January 2019 was average in terms of temperature and precipitation, but this masked the fact that it had two of the five coldest days of the past 25 years. It was also one of the least snowy Januarys on record. After the first nine days of the month averaged seven degrees above average, the rest of January was three degrees colder than average, with respective highs/lows of 45°/35° and 37°/23°. (The month began with a high/low of 58°/39° and ended with a high/low of 16°/2°.) Despite the month being average overall, the month's high temperature was 0.7 degree above average while the low was 0.9 below average.
Barely any snow fell in January, with just 1.1" measured from three snowfalls (if you can call them that), making this the least snowy January since 2008. Furthermore, January tied January 1870 as the 16th least snowy January on record. But what made this year's paltry amount somewhat unique is that past Januarys with little snow tended to be on the mild side, but January 2019 was 4.4 degrees colder than these months. (Fun fact: The four Januarys between 1930 and 1933 each had less than an inch of snow.)

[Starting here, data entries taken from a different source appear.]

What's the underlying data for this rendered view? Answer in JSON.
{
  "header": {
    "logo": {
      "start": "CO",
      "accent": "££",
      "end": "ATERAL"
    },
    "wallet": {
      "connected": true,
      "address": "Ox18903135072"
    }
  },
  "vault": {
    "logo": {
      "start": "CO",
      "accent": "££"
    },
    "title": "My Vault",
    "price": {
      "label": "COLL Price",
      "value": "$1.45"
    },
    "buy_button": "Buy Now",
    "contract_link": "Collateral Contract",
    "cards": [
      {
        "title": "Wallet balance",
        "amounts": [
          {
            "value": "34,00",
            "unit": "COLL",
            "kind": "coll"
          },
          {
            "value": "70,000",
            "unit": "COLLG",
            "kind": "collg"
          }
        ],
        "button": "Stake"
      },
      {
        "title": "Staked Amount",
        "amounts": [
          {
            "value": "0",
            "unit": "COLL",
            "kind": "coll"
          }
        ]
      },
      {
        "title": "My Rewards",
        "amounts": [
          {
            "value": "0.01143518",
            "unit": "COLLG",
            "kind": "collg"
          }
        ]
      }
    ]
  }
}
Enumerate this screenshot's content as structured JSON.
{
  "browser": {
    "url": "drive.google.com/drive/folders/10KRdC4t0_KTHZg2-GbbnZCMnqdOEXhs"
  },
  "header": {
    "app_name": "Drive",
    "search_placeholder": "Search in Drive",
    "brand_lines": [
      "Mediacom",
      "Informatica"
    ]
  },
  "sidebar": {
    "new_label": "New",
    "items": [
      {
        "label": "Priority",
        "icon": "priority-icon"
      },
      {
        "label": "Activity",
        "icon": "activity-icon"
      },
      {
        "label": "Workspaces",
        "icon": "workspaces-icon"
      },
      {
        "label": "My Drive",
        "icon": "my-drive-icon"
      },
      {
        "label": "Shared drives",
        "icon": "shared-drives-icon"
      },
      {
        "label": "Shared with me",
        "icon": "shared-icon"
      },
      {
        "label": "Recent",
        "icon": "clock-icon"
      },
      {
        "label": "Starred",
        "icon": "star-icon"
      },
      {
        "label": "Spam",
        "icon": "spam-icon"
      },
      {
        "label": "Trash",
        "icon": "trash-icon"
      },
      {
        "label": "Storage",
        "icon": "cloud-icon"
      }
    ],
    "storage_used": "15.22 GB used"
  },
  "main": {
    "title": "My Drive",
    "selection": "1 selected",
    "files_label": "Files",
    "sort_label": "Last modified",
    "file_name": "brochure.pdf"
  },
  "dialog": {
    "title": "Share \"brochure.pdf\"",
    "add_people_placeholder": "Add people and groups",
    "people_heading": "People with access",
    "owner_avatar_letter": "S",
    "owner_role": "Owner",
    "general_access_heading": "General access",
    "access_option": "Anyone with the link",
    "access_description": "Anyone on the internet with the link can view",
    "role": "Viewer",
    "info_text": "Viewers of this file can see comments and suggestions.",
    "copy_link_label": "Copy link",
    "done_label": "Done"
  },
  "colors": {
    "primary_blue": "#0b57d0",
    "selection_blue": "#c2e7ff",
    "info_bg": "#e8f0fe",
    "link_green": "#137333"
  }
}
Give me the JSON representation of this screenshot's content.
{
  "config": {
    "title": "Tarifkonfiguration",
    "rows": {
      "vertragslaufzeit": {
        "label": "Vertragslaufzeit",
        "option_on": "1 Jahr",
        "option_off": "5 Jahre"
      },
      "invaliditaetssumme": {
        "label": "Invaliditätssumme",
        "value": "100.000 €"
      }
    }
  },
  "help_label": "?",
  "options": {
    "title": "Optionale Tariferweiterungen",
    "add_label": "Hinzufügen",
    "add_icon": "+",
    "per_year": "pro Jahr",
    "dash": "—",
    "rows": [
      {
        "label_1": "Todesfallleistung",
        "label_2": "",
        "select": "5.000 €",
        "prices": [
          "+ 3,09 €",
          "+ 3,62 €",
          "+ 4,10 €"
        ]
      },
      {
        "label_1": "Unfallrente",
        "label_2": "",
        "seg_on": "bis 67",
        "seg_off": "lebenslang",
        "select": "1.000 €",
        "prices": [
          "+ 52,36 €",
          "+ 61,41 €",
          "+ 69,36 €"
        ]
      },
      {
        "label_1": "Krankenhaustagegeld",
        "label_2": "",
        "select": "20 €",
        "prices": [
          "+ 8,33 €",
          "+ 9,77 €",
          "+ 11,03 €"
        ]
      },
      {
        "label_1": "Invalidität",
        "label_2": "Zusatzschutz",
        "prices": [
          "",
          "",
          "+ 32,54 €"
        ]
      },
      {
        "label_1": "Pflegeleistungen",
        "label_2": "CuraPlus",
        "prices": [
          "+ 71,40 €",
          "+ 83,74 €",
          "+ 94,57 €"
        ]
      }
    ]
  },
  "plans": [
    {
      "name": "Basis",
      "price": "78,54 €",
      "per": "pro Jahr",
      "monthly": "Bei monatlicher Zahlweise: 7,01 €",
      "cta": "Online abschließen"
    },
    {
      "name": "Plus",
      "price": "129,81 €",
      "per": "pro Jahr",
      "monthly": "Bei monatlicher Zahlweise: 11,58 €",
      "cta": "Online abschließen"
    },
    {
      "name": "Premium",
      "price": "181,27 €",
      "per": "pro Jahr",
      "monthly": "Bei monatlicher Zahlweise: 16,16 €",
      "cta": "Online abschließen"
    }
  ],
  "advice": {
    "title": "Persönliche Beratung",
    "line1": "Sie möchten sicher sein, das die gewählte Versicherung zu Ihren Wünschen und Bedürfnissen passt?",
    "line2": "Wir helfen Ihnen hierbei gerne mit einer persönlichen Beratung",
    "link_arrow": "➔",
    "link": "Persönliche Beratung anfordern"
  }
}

The month's two wickedly cold days, Jan. 21 and Jan. 31, had highs/lows of 14°/4° and 16°/2°, respectively. And although January had three days with lows in the single digits, only five days had highs of 32° or colder (there were also seven days with highs between 33° and 35°). Typically, Januarys with two to four days with lows in the single digits average 11 days with highs this cold, while it's the months with no lows in the single digits that average five days with highs of 32° or colder.
70% of January's 3.58" of precipitation fell during two rainstorms that occurred less than a week apart: 1.17" fell on Jan. 18-19 and 1.33" fell on 1/24 (which also had the mildest reading of the month - 59°). The rest of the month had just a little over one inch of precipitation.
When 0.5" of snow fell on 1/18 (the month's "biggest" snowfall) it was the first snowfall since the "surprise" snowstorm of Nov. 15. This was the second longest hiatus between a first and second snowfall (lengthiest was 12 weeks in 2011-12). Furthermore, December/January was the fifth least snowy on record, with just 1.1" measured in Central Park (no measurable snow fell in December). Perhaps Old Man Winter took pity on us after his surprise 6.4" snowfall back in November. Interestingly, the winter of 1918-19, one hundred years ago, had even less snow in Dec/Jan.